By now this is an old story to people within the profession. But I think it's an important story to keep telling to the public, in order to increase people's trust of economists.
People instinctively know that empirical sciences - fields where theories have to be tested by data in order to gain currency - are more reliable than ones based on pure theory. Seeing that economists are now checking their ideas carefully will make the public more confident that prevailing ideas were not simply accepted because of ideology or intellectual whimsy. This is also why I think colleges should start teaching empirics in Econ 101.
Of course, there's bound to be resistance to the popular narrative of the Data Revolution. In an earlier post I tossed out some possible reasons for resistance within the econ profession. Some of those are good reasons, and some are less good, but the people in the public discussion will probably have a much simpler objective function. Ideological free-market types believe that simple Econ 101 type theory supports their ideas. Empirical results, because they deal with an inevitably non-101 reality, threaten that nice clean little intellectual world that the ideological free-marketers have built.
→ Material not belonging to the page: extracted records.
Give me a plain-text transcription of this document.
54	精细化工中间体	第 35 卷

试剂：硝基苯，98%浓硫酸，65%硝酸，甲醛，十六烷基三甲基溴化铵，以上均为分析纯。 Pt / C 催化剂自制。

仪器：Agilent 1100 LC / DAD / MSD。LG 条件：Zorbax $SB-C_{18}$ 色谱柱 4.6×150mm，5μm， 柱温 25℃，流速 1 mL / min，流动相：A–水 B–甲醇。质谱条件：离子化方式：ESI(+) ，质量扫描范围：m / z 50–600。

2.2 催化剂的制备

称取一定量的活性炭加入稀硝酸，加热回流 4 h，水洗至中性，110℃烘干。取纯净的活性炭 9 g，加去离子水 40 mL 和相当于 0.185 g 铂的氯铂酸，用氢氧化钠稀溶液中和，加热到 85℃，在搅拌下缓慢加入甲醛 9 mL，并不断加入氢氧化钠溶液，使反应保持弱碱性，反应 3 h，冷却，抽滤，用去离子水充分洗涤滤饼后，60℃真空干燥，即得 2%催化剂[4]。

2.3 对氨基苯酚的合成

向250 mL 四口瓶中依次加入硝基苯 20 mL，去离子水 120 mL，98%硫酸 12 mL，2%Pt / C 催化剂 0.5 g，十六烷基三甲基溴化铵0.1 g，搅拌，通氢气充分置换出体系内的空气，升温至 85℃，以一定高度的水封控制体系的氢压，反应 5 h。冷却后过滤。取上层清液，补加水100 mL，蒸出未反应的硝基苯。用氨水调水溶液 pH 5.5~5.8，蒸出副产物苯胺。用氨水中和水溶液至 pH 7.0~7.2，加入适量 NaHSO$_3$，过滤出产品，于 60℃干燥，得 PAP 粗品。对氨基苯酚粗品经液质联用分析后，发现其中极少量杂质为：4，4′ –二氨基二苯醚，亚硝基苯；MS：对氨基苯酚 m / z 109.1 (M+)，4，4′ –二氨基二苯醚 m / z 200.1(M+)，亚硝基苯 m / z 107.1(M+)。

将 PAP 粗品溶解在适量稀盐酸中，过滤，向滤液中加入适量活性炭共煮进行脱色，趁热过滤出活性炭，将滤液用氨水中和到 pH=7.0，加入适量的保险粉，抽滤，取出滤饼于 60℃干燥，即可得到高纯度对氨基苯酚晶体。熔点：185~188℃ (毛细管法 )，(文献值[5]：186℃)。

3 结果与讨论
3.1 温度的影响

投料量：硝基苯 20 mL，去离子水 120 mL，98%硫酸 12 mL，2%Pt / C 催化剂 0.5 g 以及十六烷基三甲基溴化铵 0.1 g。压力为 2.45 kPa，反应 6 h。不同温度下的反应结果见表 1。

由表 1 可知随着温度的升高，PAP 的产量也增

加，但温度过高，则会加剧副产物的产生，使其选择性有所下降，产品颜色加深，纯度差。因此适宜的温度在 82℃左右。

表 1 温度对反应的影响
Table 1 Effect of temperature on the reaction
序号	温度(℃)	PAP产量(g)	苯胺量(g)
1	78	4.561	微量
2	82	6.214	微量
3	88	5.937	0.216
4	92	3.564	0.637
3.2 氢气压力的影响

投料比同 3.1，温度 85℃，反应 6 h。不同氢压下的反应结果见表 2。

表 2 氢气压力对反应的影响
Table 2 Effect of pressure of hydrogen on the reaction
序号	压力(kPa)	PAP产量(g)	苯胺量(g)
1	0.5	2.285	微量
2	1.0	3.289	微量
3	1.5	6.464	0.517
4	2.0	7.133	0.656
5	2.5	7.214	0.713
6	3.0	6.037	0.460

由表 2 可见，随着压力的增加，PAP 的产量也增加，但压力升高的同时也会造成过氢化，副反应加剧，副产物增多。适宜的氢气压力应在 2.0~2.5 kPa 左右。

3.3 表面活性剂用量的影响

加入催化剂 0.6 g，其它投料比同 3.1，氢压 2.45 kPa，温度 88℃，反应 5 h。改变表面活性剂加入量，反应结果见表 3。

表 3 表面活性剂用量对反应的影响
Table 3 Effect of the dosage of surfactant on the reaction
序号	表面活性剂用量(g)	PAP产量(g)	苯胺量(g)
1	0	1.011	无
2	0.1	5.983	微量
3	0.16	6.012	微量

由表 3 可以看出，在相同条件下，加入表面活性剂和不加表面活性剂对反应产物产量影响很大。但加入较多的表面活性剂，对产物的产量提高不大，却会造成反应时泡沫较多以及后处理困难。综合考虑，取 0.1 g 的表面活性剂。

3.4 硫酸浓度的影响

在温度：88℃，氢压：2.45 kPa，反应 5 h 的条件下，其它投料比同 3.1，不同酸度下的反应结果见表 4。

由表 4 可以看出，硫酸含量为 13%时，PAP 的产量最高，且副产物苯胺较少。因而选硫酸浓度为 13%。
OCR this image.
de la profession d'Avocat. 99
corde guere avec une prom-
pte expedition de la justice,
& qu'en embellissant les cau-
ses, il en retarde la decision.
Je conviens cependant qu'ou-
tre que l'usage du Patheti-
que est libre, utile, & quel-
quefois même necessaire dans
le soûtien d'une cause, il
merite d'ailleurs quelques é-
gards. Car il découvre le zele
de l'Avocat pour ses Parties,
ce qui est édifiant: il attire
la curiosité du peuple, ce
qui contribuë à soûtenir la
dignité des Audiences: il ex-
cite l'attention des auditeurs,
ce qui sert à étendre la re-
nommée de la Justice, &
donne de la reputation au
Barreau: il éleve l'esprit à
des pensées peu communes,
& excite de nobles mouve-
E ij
So I predict that we'll see most of the public disapproval and skepticism of the Data Revolution - on Twitter, in the media, etc. - coming from folks with a strong free-market ideological bent. Though a bit will come from lefty types annoyed that it was data rather than Marxist hand-waving that ended up transforming economics.
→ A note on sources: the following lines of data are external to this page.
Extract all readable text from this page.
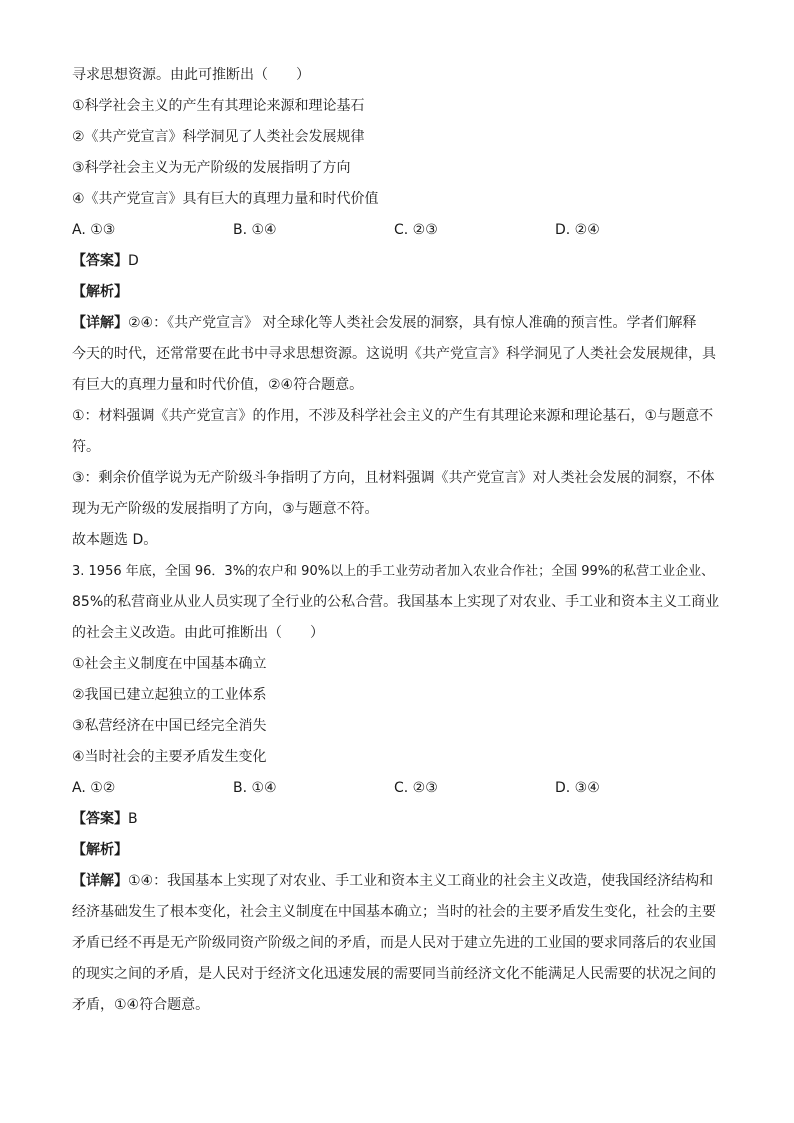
寻求思想资源。由此可推断出（　　）
①科学社会主义的产生有其理论来源和理论基石
②《共产党宣言》科学洞见了人类社会发展规律
③科学社会主义为无产阶级的发展指明了方向
④《共产党宣言》具有巨大的真理力量和时代价值
A. ①③	B. ①④	C. ②③	D. ②④
【答案】D
【解析】
【详解】②④：《共产党宣言》 对全球化等人类社会发展的洞察，具有惊人准确的预言性。学者们解释
今天的时代，还常常要在此书中寻求思想资源。这说明《共产党宣言》科学洞见了人类社会发展规律，具
有巨大的真理力量和时代价值，②④符合题意。
①：材料强调《共产党宣言》的作用，不涉及科学社会主义的产生有其理论来源和理论基石，①与题意不
符。
③：剩余价值学说为无产阶级斗争指明了方向，且材料强调《共产党宣言》对人类社会发展的洞察，不体
现为无产阶级的发展指明了方向，③与题意不符。
故本题选 D。
3. 1956 年底，全国 96．3%的农户和 90%以上的手工业劳动者加入农业合作社；全国 99%的私营工业企业、
85%的私营商业从业人员实现了全行业的公私合营。我国基本上实现了对农业、手工业和资本主义工商业
的社会主义改造。由此可推断出（　　）
①社会主义制度在中国基本确立
②我国已建立起独立的工业体系
③私营经济在中国已经完全消失
④当时社会的主要矛盾发生变化
A. ①②	B. ①④	C. ②③	D. ③④
【答案】B
【解析】
【详解】①④：我国基本上实现了对农业、手工业和资本主义工商业的社会主义改造，使我国经济结构和
经济基础发生了根本变化，社会主义制度在中国基本确立；当时的社会的主要矛盾发生变化，社会的主要
矛盾已经不再是无产阶级同资产阶级之间的矛盾，而是人民对于建立先进的工业国的要求同落后的农业国
的现实之间的矛盾，是人民对于经济文化迅速发展的需要同当前经济文化不能满足人民需要的状况之间的
矛盾，①④符合题意。
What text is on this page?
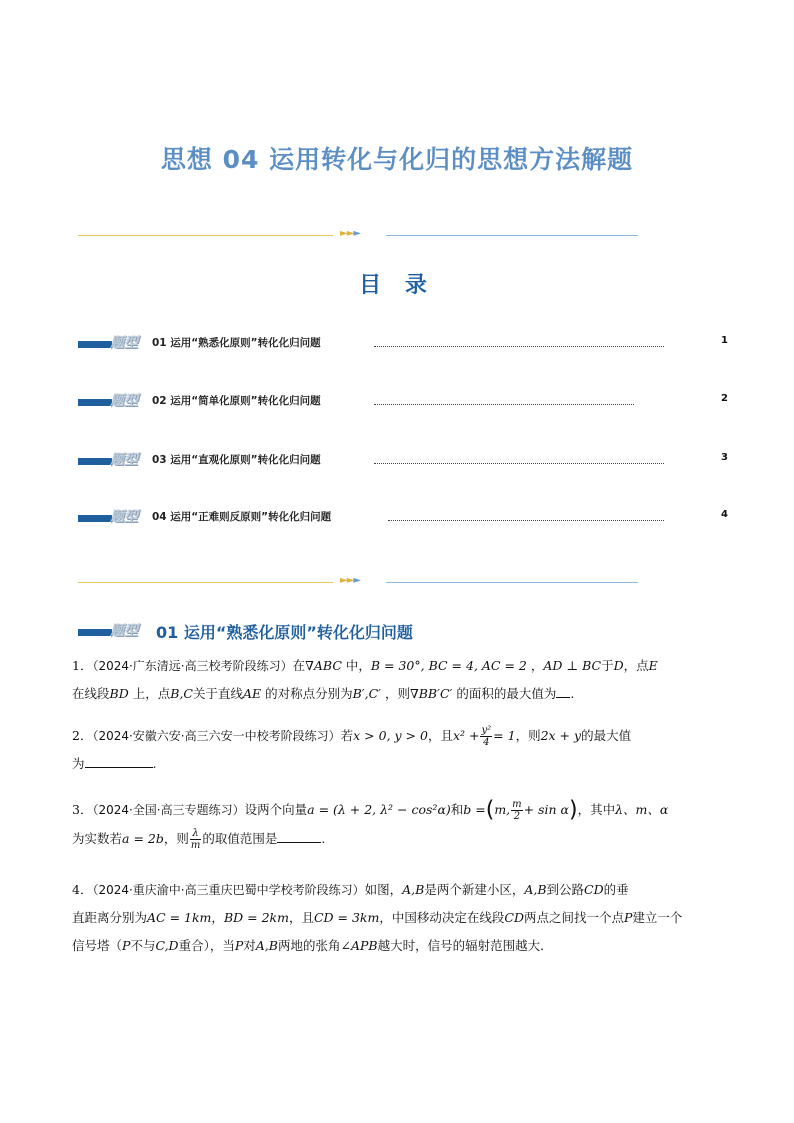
思想 04 运用转化与化归的思想方法解题
►►►
目 录
题型 01 运用“熟悉化原则”转化化归问题	1
题型 02 运用“简单化原则”转化化归问题	2
题型 03 运用“直观化原则”转化化归问题	3
题型 04 运用“正难则反原则”转化化归问题	4
►►►
题型 01 运用“熟悉化原则”转化化归问题
1．（2024·广东清远·高三校考阶段练习）在∇ABC 中，B = 30°, BC = 4, AC = 2 ，AD ⊥ BC于D，点E
在线段BD 上，点B,C关于直线AE 的对称点分别为B′,C′ ，则∇BB′C′ 的面积的最大值为 .
2．（2024·安徽六安·高三六安一中校考阶段练习）若x > 0, y > 0，且$x^2 + \frac{\text{y²}}{4} = 1$，则2x + y的最大值
为	.
3．（2024·全国·高三专题练习）设两个向量a = (λ + 2, λ² − cos²α)和b =(m, $\frac{m}{2} + \sin \alpha$)，其中λ、m、α
为实数若a = 2b，则 $\frac{\lambda}{m}$ 的取值范围是	.
4．（2024·重庆渝中·高三重庆巴蜀中学校考阶段练习）如图，A,B是两个新建小区，A,B到公路CD的垂
直距离分别为AC = 1km，BD = 2km，且CD = 3km，中国移动决定在线段CD两点之间找一个点P建立一个
信号塔（P不与C,D重合），当P对A,B两地的张角∠APB越大时，信号的辐射范围越大．
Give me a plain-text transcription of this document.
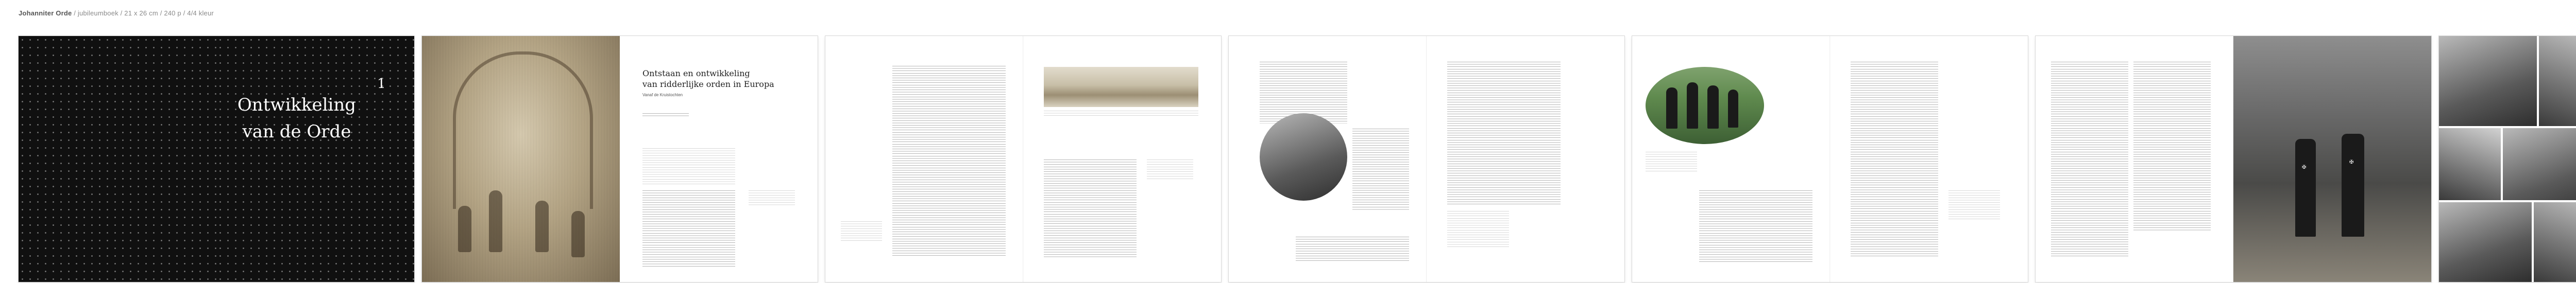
Johanniter Orde / jubileumboek / 21 x 26 cm / 240 p / 4/4 kleur
Ontwikkeling
van de Orde
1
Ontstaan en ontwikkeling
van ridderlijke orden in Europa
Vanaf de Kruistochten
✠
✠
What form will the public criticism take? At first, I expect to see a lot of people saying stuff like "without theory, data is useless," or "data doesn't speak for itself." This, of course, is trivially true. But the Data Revolution isn't actually about replacing theory with data, it's about checking theory with data. Empiricists aren't out there running batch-file regressions - they're doing local tests of theories. (In fact, they're probably doing too much structural modeling, even when it's only related to their study by the most tenuous of threads!)
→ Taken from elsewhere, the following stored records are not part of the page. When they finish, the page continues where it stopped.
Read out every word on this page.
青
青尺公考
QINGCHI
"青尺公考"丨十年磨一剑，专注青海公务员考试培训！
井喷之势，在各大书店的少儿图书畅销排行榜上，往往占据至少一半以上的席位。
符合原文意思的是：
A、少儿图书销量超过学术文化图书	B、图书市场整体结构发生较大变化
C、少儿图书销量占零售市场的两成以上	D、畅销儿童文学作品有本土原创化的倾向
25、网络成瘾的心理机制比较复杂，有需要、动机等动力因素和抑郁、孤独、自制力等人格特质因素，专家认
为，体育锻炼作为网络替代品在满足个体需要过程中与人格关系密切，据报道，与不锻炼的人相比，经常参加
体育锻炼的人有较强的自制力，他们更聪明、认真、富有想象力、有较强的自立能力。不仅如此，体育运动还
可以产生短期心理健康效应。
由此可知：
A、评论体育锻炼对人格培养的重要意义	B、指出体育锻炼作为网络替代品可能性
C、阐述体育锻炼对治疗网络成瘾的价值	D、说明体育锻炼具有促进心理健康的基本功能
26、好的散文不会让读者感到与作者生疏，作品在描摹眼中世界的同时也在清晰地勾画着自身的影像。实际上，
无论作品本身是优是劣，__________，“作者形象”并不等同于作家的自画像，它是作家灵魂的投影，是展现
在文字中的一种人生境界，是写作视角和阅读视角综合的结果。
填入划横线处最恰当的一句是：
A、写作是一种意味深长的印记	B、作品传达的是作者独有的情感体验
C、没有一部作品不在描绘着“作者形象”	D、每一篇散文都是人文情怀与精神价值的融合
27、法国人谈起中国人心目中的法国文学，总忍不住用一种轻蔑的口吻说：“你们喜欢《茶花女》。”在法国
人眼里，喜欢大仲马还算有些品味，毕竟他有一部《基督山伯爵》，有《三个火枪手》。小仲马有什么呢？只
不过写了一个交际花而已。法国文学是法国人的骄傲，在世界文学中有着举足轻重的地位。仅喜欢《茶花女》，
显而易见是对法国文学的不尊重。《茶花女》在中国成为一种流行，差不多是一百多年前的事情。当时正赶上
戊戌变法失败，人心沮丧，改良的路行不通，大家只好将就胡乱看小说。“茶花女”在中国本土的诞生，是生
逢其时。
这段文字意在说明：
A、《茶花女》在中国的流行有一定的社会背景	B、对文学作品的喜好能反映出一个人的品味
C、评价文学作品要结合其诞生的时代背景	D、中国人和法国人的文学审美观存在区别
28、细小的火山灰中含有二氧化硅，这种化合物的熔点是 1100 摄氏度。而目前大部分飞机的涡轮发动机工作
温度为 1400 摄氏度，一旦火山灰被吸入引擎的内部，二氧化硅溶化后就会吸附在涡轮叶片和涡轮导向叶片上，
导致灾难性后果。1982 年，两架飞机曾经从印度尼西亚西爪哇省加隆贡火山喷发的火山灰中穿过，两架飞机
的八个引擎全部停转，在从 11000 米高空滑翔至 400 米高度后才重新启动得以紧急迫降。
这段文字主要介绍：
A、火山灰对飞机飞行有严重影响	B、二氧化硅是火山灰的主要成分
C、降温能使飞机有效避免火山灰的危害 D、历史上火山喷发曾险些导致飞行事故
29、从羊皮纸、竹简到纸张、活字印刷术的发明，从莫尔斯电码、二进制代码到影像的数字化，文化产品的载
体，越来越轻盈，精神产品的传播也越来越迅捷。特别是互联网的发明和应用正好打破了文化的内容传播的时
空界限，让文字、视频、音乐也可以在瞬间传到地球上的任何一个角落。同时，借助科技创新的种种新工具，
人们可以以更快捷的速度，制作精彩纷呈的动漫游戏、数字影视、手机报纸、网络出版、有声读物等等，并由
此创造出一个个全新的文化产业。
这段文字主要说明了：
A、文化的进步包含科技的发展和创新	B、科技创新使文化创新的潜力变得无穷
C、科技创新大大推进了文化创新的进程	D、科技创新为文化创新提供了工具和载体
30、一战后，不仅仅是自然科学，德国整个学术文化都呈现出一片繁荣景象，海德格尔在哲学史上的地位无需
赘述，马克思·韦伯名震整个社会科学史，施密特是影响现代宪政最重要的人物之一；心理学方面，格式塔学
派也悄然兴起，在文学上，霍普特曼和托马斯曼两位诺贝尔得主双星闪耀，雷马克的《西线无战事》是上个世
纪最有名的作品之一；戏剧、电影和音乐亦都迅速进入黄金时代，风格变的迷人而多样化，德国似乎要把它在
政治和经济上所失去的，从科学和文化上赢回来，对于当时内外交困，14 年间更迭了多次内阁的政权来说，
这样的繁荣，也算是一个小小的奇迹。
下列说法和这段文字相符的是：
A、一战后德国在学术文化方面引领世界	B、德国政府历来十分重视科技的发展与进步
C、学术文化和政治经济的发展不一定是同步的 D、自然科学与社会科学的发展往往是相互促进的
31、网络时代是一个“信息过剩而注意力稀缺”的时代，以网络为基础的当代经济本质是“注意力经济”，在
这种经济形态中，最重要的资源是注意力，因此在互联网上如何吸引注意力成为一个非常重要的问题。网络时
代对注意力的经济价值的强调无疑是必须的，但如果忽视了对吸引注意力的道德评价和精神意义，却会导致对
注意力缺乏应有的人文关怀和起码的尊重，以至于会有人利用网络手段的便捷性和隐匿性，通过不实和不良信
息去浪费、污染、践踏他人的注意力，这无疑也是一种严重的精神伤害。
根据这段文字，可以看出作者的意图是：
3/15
The battle of ideas is really between A) those who think that theories should have to have empirical support before we believe them, and B) those who want to believe theories until proven otherwise. It's about the strength of priors, in some sense - science vs. theoryderp. The Data Revolution really is just as important as Justin Fox writes. It represents a true paradigm shift in econ.
Eventually, the simplistic rhetorical criticism will run out of steam, and people will start gunning for some famous empirical results. The idea will be to discredit one or two top studies, and imply that empirical econ in general is unreliable, like nutrition science or social psychology. Naturally, there will be some targets available for this sort of attack, since A) scientists make mistakes, and B) conditions in the economy change, so old results sometimes no longer hold.
The most sophisticated attack, I predict, will be based on replication and publication bias. That criticism will be the most effective, since it's almost certainly true. Econ has terrible data management practices, and is just as subject to publication bias, p-hacking, and data mining as any field.
But I think that in the end, empirical econ will benefit from these public attacks. Data management practices will improve, and meta-analyses will sort the reliable results from the ephemeral. Randomization and control procedures will get better, and statistical analysis will become more sophisticated. Credibility will increase and increase.
In the end, I predict that the Data Revolution will not be a fad or a flash in the pan. Humans like believing in wanky theory when data isn't available, but when data is available, they want to have some confirmation that theories actually work. Most people are scientists at heart. And now that econ has tools that are more like the tools of science, I predict that the changes in the field are irrevocable.